Democratic state Rep. Janet Bewly, of Ashland, speaks out against a Republican-backed bill being debated in the Assembly that would ease opening an iron ore mine in northern Wisconsin near Lake Superior on Thursday, March 7, 2013, in Madison, Wis. Assembly Republicans say the measure would bring jobs to an economically depressed area while Democrats voiced concerns that the pristine environment would be ravaged. (AP Photo/Scott Bauer)

MADISON, Wis. (AP) — Republicans in the Wisconsin Assembly approved a polarizing mining bill Thursday and sent the measure to Gov. Scott Walker for his signature, completing a long push to help a Florida-based company open a giant iron mine near the shores of Lake Superior over environmentalists’ objections.

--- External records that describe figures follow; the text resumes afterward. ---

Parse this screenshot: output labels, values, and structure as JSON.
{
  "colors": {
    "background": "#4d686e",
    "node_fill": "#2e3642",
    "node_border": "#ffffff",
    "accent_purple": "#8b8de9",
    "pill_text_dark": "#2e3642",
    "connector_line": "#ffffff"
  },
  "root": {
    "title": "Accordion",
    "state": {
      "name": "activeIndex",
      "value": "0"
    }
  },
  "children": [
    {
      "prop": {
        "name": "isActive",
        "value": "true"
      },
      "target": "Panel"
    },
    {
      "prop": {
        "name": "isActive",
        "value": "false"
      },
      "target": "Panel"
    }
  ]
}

Minority Democrats dragged out debate for nearly nine-and-a-half hours but were powerless to stop the measure. Republicans finally approved it on a 58-39 party-line vote.

The bill already has cleared the Senate. It now heads to Walker, who has touted the proposal as his key job creation plan. He is expected to sign it into law early next week.

“On behalf of the unemployed skilled workers in our state who will benefit from the thousands of mining-related jobs over the next few years, I say thank you,” Walker said in a statement.